To Broadcom’s credit, the writing was on the wall that versions of KVM would be eating their market over the next 10 years (for example, Proxmox), so they’re getting all they can now before their corner on the market weakens.
Nobody was going to bother changing if they had been left alone. There would be a gradual shift to cloud native on new applications, but you underestimate the amount of time a company will stick with ancient technologies on a line of business app that works. Shit, Cobol programmers are still in demand.
This is us. We have a heavy footprint with VMware and have been going over plans to switch since before the buyout. Sadly were not there yet but should be mostly migrated to something else by EOY 2025. Our issues come with some solutions we have in place for some complex situations that is taking a bit longer to test and have a working solution with the next company we pick.
Except companies are already jumping ship to other solutions. One very large company is moving thousands of VMs to an implementation of KVM, virtually eliminating the insane VM licensing.
Sure there are a few, but its unlikely that many large enterprises will be able to completely migrate away from VMware, evaluate and deploy ancillary support products for the alternate hypervisor, as well as retrain all their support staff inside of the time that their existing support contract expires.

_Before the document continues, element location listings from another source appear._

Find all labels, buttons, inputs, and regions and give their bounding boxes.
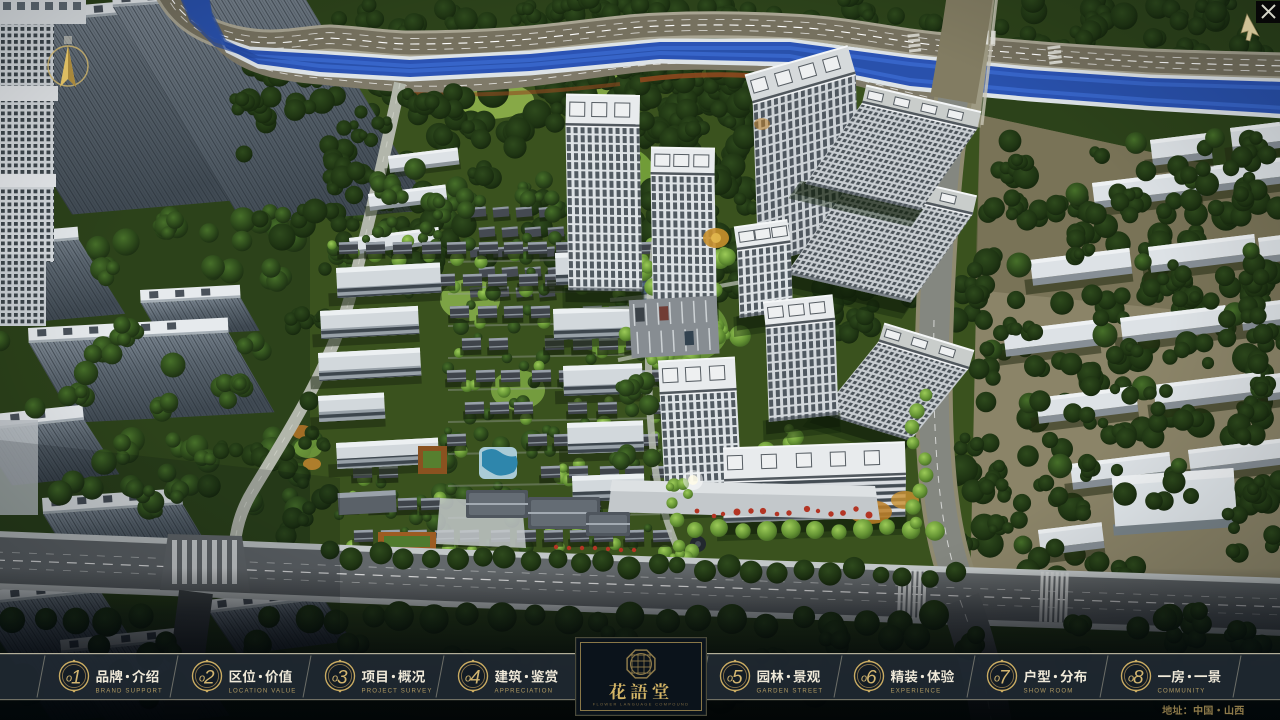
svg-text:LOCATION VALUE: LOCATION VALUE [229, 688, 297, 695]
svg-text:6: 6 [866, 668, 877, 689]
svg-text:8: 8 [1133, 668, 1144, 689]
svg-text:1: 1 [71, 668, 82, 689]
svg-text:7: 7 [999, 668, 1011, 689]
svg-text:SHOW ROOM: SHOW ROOM [1024, 688, 1074, 695]
svg-text:GARDEN STREET: GARDEN STREET [757, 688, 824, 695]
svg-text:EXPERIENCE: EXPERIENCE [891, 688, 942, 695]
svg-text:COMMUNITY: COMMUNITY [1158, 688, 1206, 695]
svg-text:APPRECIATION: APPRECIATION [495, 688, 554, 695]
svg-text:PROJECT SURVEY: PROJECT SURVEY [362, 688, 433, 695]
svg-text:FLOWER LANGUAGE COMPOUND: FLOWER LANGUAGE COMPOUND [593, 702, 690, 707]
svg-text:BRAND SUPPORT: BRAND SUPPORT [96, 688, 163, 695]
svg-text:2: 2 [203, 668, 215, 689]
svg-text:5: 5 [732, 668, 743, 689]
svg-text:4: 4 [470, 668, 481, 689]
svg-text:3: 3 [337, 668, 348, 689]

All but a lucky few that happened to negotiate a long multiyear support deal under the old licensing terms (and pricing) will be paying at least 1 year of expensive support renewals and more than likely more than one year.

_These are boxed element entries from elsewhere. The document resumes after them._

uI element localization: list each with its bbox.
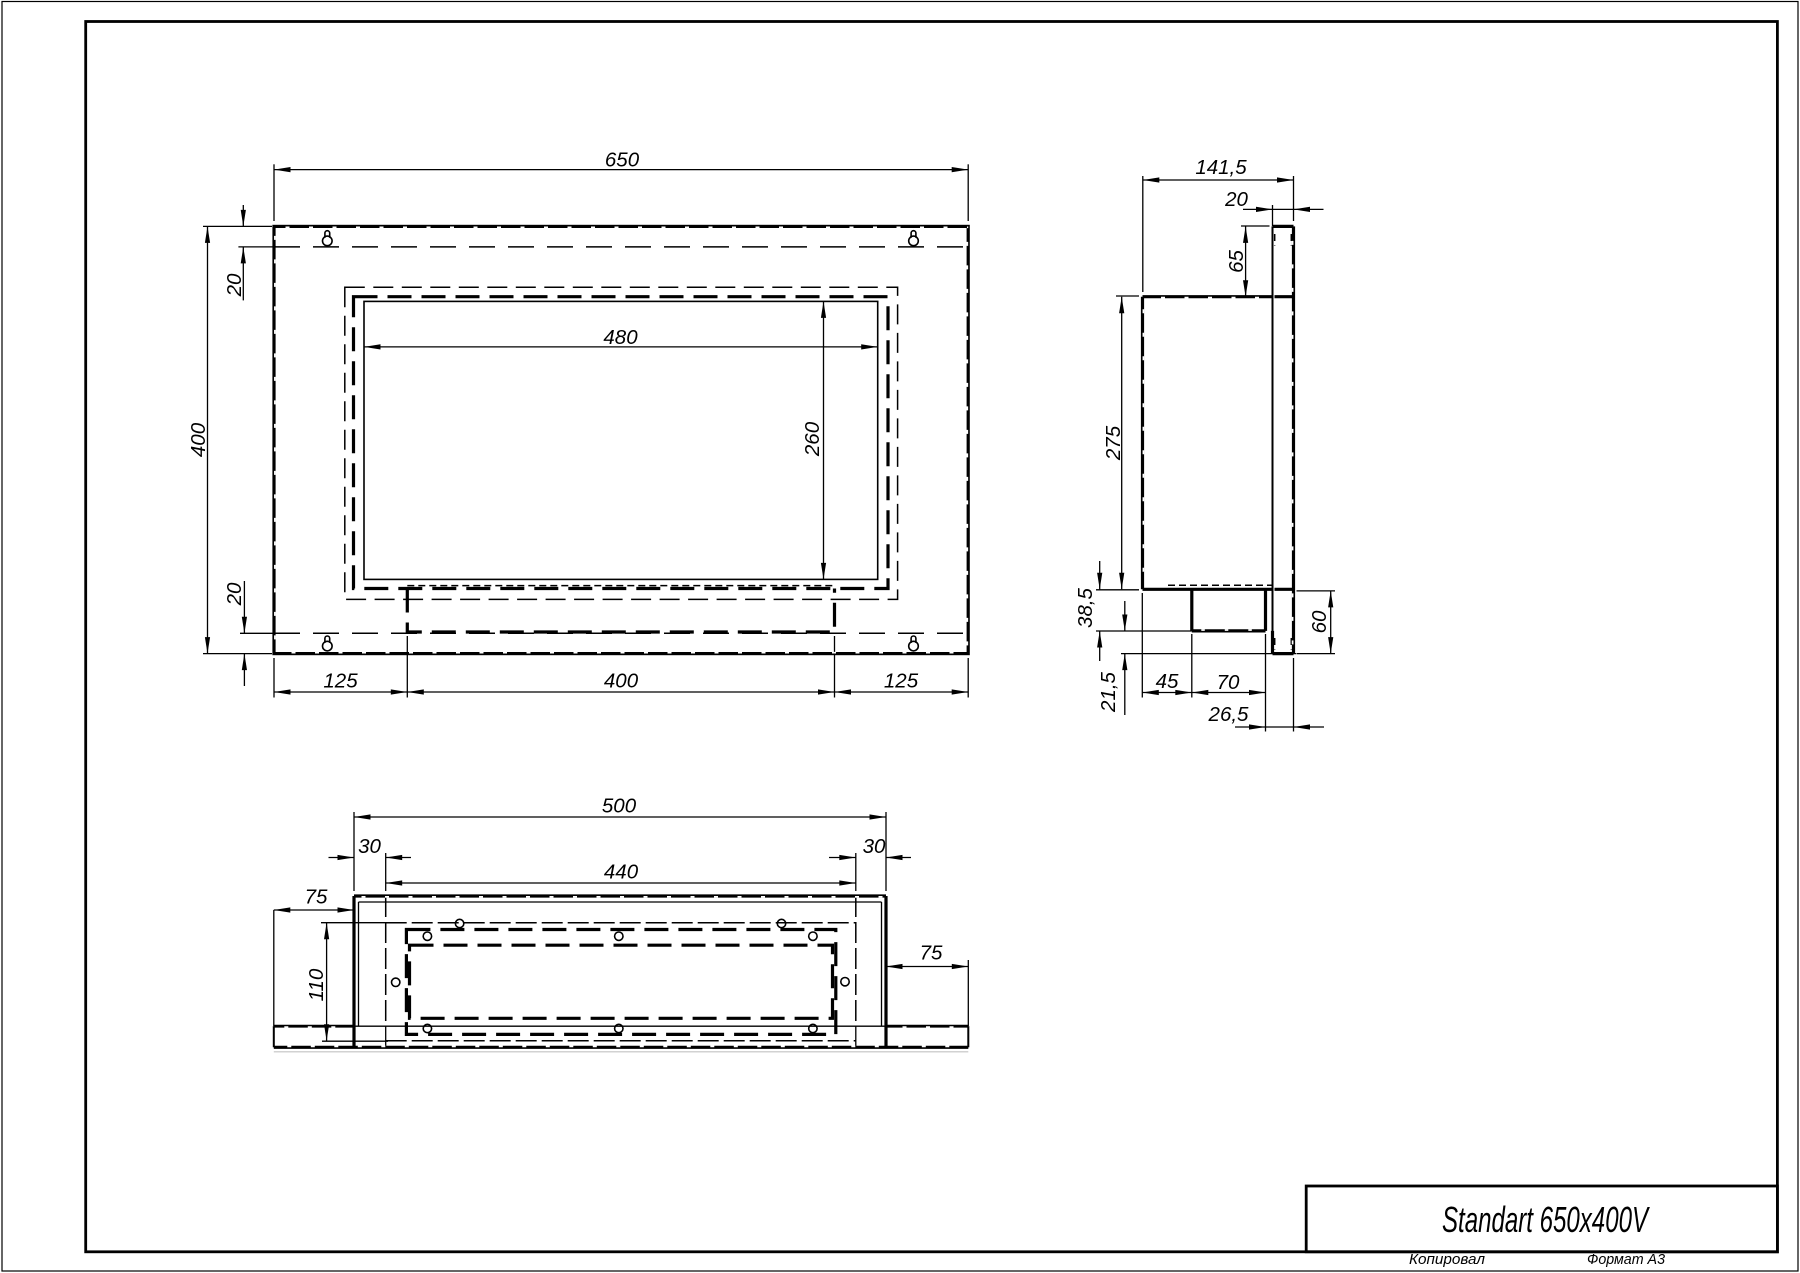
svg-text:Формат А3: Формат А3	[1587, 1251, 1666, 1268]
svg-text:400: 400	[604, 670, 639, 693]
svg-text:65: 65	[1225, 250, 1248, 273]
svg-text:440: 440	[604, 861, 639, 884]
svg-text:Копировал: Копировал	[1409, 1251, 1486, 1268]
svg-text:275: 275	[1102, 425, 1125, 461]
svg-text:260: 260	[801, 421, 824, 457]
svg-text:45: 45	[1156, 670, 1179, 693]
svg-text:75: 75	[305, 886, 328, 909]
svg-text:75: 75	[920, 942, 943, 965]
svg-text:500: 500	[602, 795, 637, 818]
svg-text:400: 400	[187, 422, 210, 457]
svg-text:20: 20	[223, 582, 246, 606]
svg-text:21,5: 21,5	[1097, 671, 1120, 712]
svg-text:480: 480	[603, 326, 638, 349]
svg-text:38,5: 38,5	[1074, 587, 1097, 627]
svg-text:30: 30	[863, 835, 886, 858]
svg-text:20: 20	[223, 273, 246, 297]
svg-text:60: 60	[1308, 610, 1331, 633]
svg-text:30: 30	[358, 835, 381, 858]
svg-text:110: 110	[305, 968, 328, 1001]
svg-text:125: 125	[884, 670, 919, 693]
svg-text:20: 20	[1224, 188, 1248, 211]
svg-text:26,5: 26,5	[1208, 703, 1249, 726]
svg-text:650: 650	[605, 148, 640, 171]
svg-text:125: 125	[323, 670, 358, 693]
svg-text:Standart 650x400V: Standart 650x400V	[1442, 1199, 1650, 1240]
svg-text:70: 70	[1217, 671, 1240, 694]
svg-text:141,5: 141,5	[1195, 156, 1247, 179]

Broadcom knows this and will make these companies bleed until they can migrate away.
Broadcom has all but admitted their own solution is inferior, by converting their workstation virtualization to KVM!
This is what sucks about Broadcom. Vmware vSphere is still a good product with thousands of trained professionals available for hire to support it, and great third party support for things like backup and enterprise support services.

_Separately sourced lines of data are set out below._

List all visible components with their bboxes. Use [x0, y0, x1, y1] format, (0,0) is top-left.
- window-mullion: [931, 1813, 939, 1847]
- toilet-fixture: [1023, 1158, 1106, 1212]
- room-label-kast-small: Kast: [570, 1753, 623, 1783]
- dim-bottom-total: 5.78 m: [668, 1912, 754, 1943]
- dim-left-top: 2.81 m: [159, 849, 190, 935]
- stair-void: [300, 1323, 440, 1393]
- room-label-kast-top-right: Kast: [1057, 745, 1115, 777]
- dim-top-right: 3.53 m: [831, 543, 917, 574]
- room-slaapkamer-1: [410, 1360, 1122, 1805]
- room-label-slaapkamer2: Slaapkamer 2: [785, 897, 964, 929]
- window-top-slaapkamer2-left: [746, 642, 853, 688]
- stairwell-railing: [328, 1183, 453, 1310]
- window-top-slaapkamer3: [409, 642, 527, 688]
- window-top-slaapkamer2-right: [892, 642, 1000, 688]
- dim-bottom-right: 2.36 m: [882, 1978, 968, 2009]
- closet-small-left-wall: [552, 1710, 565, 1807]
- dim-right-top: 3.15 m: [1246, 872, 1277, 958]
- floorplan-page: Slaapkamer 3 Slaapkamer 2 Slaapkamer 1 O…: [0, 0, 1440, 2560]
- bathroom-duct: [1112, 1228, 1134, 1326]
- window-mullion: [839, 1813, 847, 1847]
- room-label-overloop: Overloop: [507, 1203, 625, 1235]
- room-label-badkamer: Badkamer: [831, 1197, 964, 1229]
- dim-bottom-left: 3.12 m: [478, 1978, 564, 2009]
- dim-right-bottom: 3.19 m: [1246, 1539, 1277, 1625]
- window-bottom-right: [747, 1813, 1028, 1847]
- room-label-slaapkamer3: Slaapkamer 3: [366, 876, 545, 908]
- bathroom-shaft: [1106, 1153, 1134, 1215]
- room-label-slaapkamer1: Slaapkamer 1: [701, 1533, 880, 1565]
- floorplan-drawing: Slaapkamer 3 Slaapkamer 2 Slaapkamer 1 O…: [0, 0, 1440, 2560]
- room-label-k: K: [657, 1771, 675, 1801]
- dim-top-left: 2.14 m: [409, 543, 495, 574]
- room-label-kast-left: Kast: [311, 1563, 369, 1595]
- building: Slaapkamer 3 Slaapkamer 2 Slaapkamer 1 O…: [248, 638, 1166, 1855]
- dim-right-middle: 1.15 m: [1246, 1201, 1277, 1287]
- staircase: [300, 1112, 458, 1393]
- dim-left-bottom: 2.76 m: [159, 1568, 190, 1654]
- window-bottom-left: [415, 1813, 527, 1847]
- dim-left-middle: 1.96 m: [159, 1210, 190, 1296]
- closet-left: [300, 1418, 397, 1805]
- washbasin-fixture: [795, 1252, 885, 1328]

To Broadcom’s credit, the writing was on the wall that versions of KVM would be eating their market over the next 10 years (for example, Proxmox), so they’re getting all they can now before their corner on the market weakens.
There was no such writing. Most large enterprises were just fine paying for VMware licensing under the old terms.
I like Proxmox, but it doesn’t even provide half of all the features that vSphere does that are needed for large enterprises. Small shops with a few nodes and no HA requirement? Sure. Hundreds of ESX nodes and tens of thousands of VMs? That is just beyond Proxmox as it is today. Also, good luck hiring Proxmox trained staff. Large companies want ready pools of labor, and Proxmox doesn’t have that market penetration today.
A big part of Broadcom’s current business model seems to be:
- Buy company that makes an important product/service used by many big companies.
- Squeeze the acquired company for every last drop of short term profit; increasing prices, abandoning products, etc.
- Watch large companies jump ship to other solutions
- Repeat
A good reason to try to avoid being deeply dependent on a product that a single company controls that’s hard to transition away from. Even if you’re happy with that company, someone else might manage to get control of them.
Products go to Broadcom to die.
Seems perfectly plain to me.
Broadcom owns VMware, which is sold through wholesale distributors, Ingram being among the biggest distributors is stopping distribution of VMware, basically because they claim to not make enough money on it. To which Broadcom says never mind, you’re not a very good distributor of our product anyway. And they prefer smaller more focused distributors.And then the piece goes on about how Broadcom makes more money on VMware than before it was owned by Broadcom, and how Broadcom is now a trillion dollar company, because they expect to make a shitload on AI by 2027.
To be honest, Ingram’s VMWare team was hot garbage, unresponsive and unhelpful for the last 2 years. Good riddance. We were looking at switching our VMware disty anyway
One company is charging less for a similar product. The numbers are big, so there are articles about it.